AIMA's Go code has a few hard constraints: no code branches for engine types, no code branches for hardware vendors. Engine behavior, model metadata, and container access configurations for hardware all live in YAML.
Container lifecycles are handled by K3S, GPU memory slicing by HAMi. AIMA's scope is narrow: generate Pod YAML from knowledge, kubectl apply, query status.

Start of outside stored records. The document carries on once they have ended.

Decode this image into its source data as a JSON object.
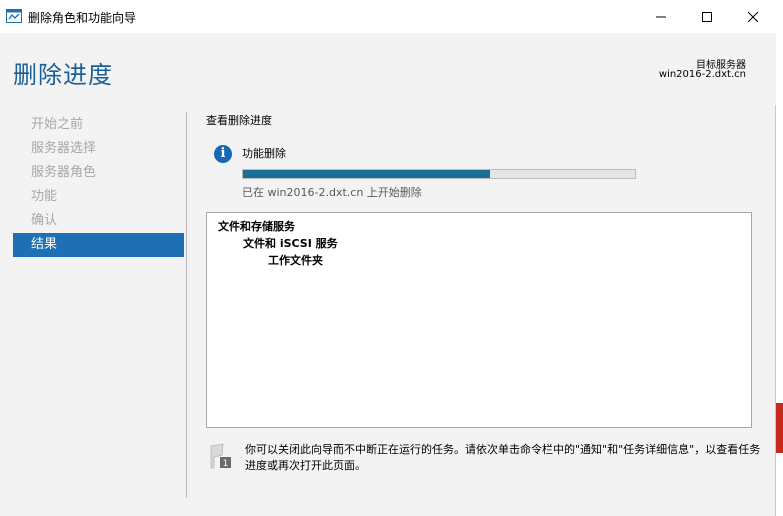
{
  "window": {
    "title": "删除角色和功能向导",
    "minimize_icon": "minimize-icon",
    "maximize_icon": "maximize-icon",
    "close_icon": "close-icon"
  },
  "header": {
    "page_title": "删除进度",
    "target_label": "目标服务器",
    "target_server": "win2016-2.dxt.cn"
  },
  "sidebar": {
    "items": [
      {
        "label": "开始之前",
        "active": false
      },
      {
        "label": "服务器选择",
        "active": false
      },
      {
        "label": "服务器角色",
        "active": false
      },
      {
        "label": "功能",
        "active": false
      },
      {
        "label": "确认",
        "active": false
      },
      {
        "label": "结果",
        "active": true
      }
    ]
  },
  "main": {
    "section_title": "查看删除进度",
    "feature_label": "功能删除",
    "progress_fraction": 0.63,
    "progress_status": "已在 win2016-2.dxt.cn 上开始删除",
    "results": {
      "level1": "文件和存储服务",
      "level2": "文件和 iSCSI 服务",
      "level3": "工作文件夹"
    },
    "note": "你可以关闭此向导而不中断正在运行的任务。请依次单击命令栏中的\"通知\"和\"任务详细信息\"，以查看任务进度或再次打开此页面。"
  },
  "colors": {
    "accent": "#1f6fb4",
    "title": "#1a5f97",
    "progress": "#1a6f95"
  }
}
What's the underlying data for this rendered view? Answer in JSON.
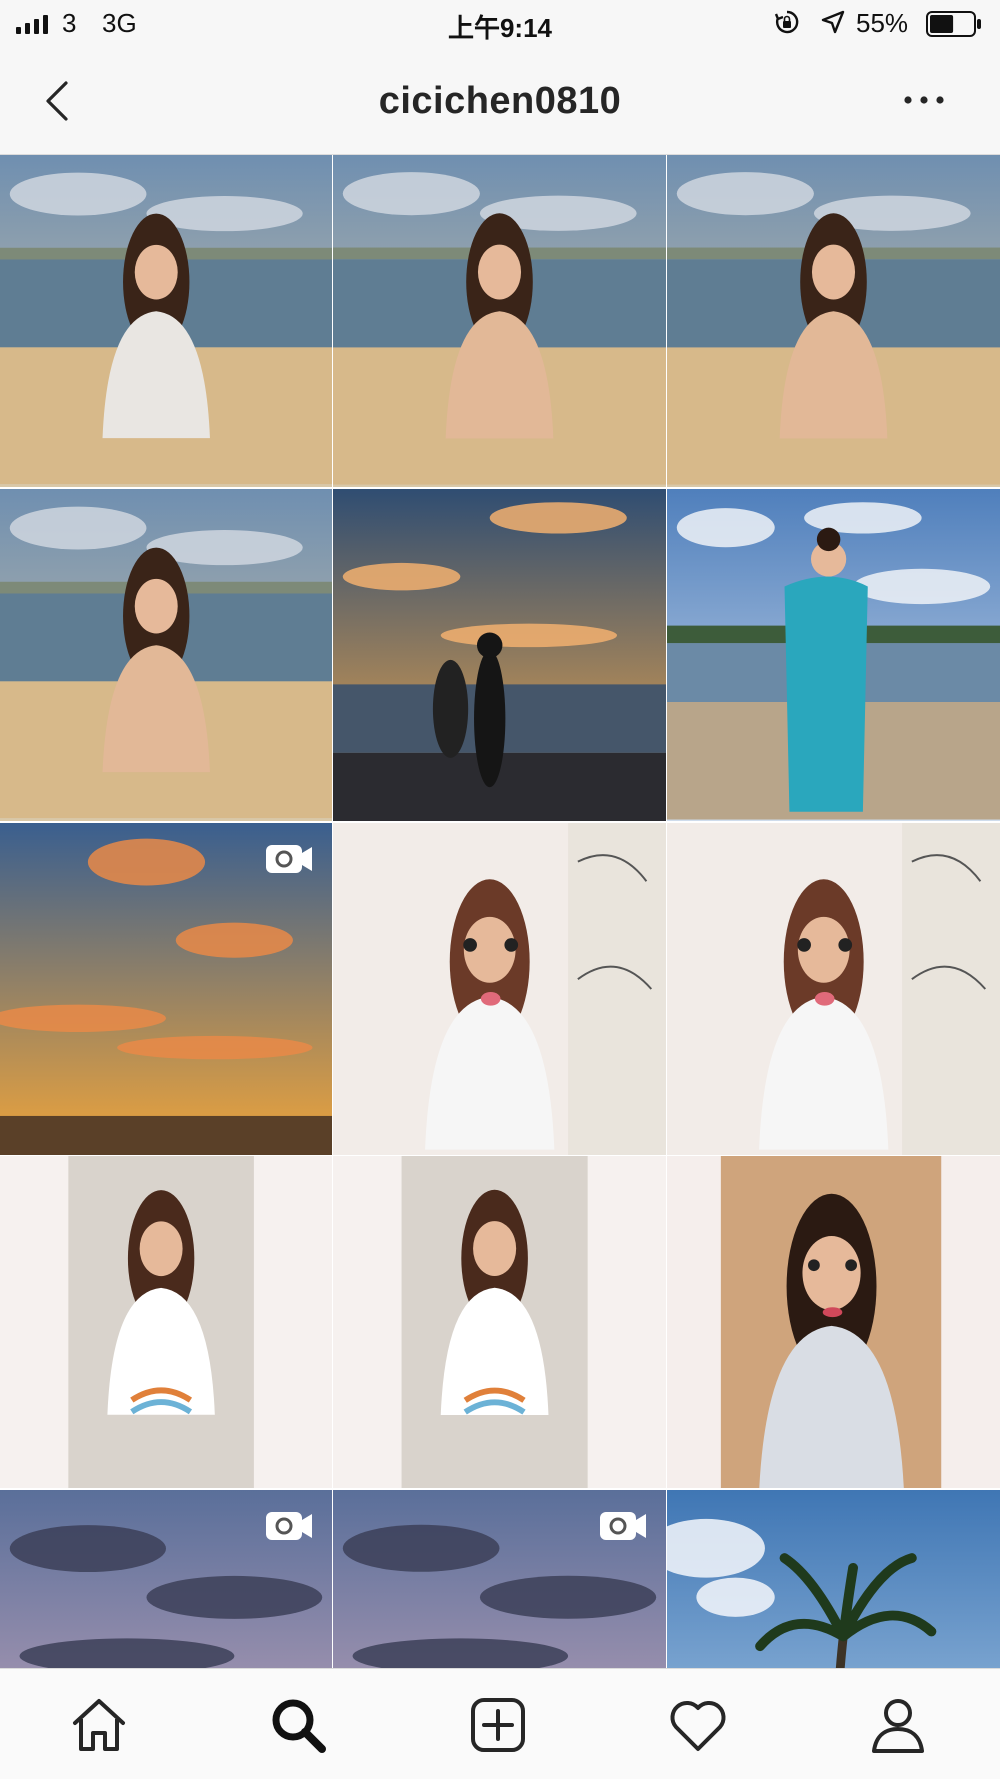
{
  "status_bar": {
    "carrier": "3",
    "network": "3G",
    "time": "上午9:14",
    "battery_percent": "55%",
    "battery_level": 0.55
  },
  "header": {
    "title": "cicichen0810"
  },
  "icons": {
    "back": "chevron-left-icon",
    "more": "more-horizontal-icon",
    "video": "video-camera-icon",
    "home": "home-icon",
    "search": "search-icon",
    "new_post": "plus-square-icon",
    "activity": "heart-icon",
    "profile": "person-icon"
  },
  "grid": {
    "columns": 3,
    "posts": [
      {
        "kind": "photo",
        "subject": "beach-portrait"
      },
      {
        "kind": "photo",
        "subject": "beach-portrait"
      },
      {
        "kind": "photo",
        "subject": "beach-portrait"
      },
      {
        "kind": "photo",
        "subject": "beach-portrait"
      },
      {
        "kind": "photo",
        "subject": "sunset-silhouette"
      },
      {
        "kind": "photo",
        "subject": "beach-towel"
      },
      {
        "kind": "video",
        "subject": "sunset-sky"
      },
      {
        "kind": "photo",
        "subject": "selfie-filter"
      },
      {
        "kind": "photo",
        "subject": "selfie-filter"
      },
      {
        "kind": "photo",
        "subject": "selfie-mall"
      },
      {
        "kind": "photo",
        "subject": "selfie-mall"
      },
      {
        "kind": "photo",
        "subject": "selfie-closeup"
      },
      {
        "kind": "video",
        "subject": "cloudy-sky"
      },
      {
        "kind": "video",
        "subject": "cloudy-sky"
      },
      {
        "kind": "photo",
        "subject": "palm-tree-sky"
      }
    ]
  },
  "colors": {
    "accent": "#262626",
    "divider": "#dbdbdb",
    "bar_background": "#f7f7f7"
  }
}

Less code means the project is easier for AI to understand, and changes don't burn as many tokens. This aligns with my lesson from writing 300,000 lines of code in 10 days and then deleting it all—every line of code is a liability. As AI becomes more capable, having as little code as possible becomes an advantage: AI can participate in the project more fluently.
Open Source
AIMA is open-sourced on GitHub under the Apache 2.0 license. A single Go binary, cross-platform compilation, ready to use out of the box.
We will also offer a companion AIMA Service, so that when devices run into issues, they can be resolved remotely. Together, the goal is to drive the TCO of AI inference devices down to little more than the hardware, electricity, and a bit of token money.
High TCO means devices won't be fully utilized, and the market won't grow. Compute is scarce right now; even an old device, as long as it can still run inference, is wasted if it sits idle.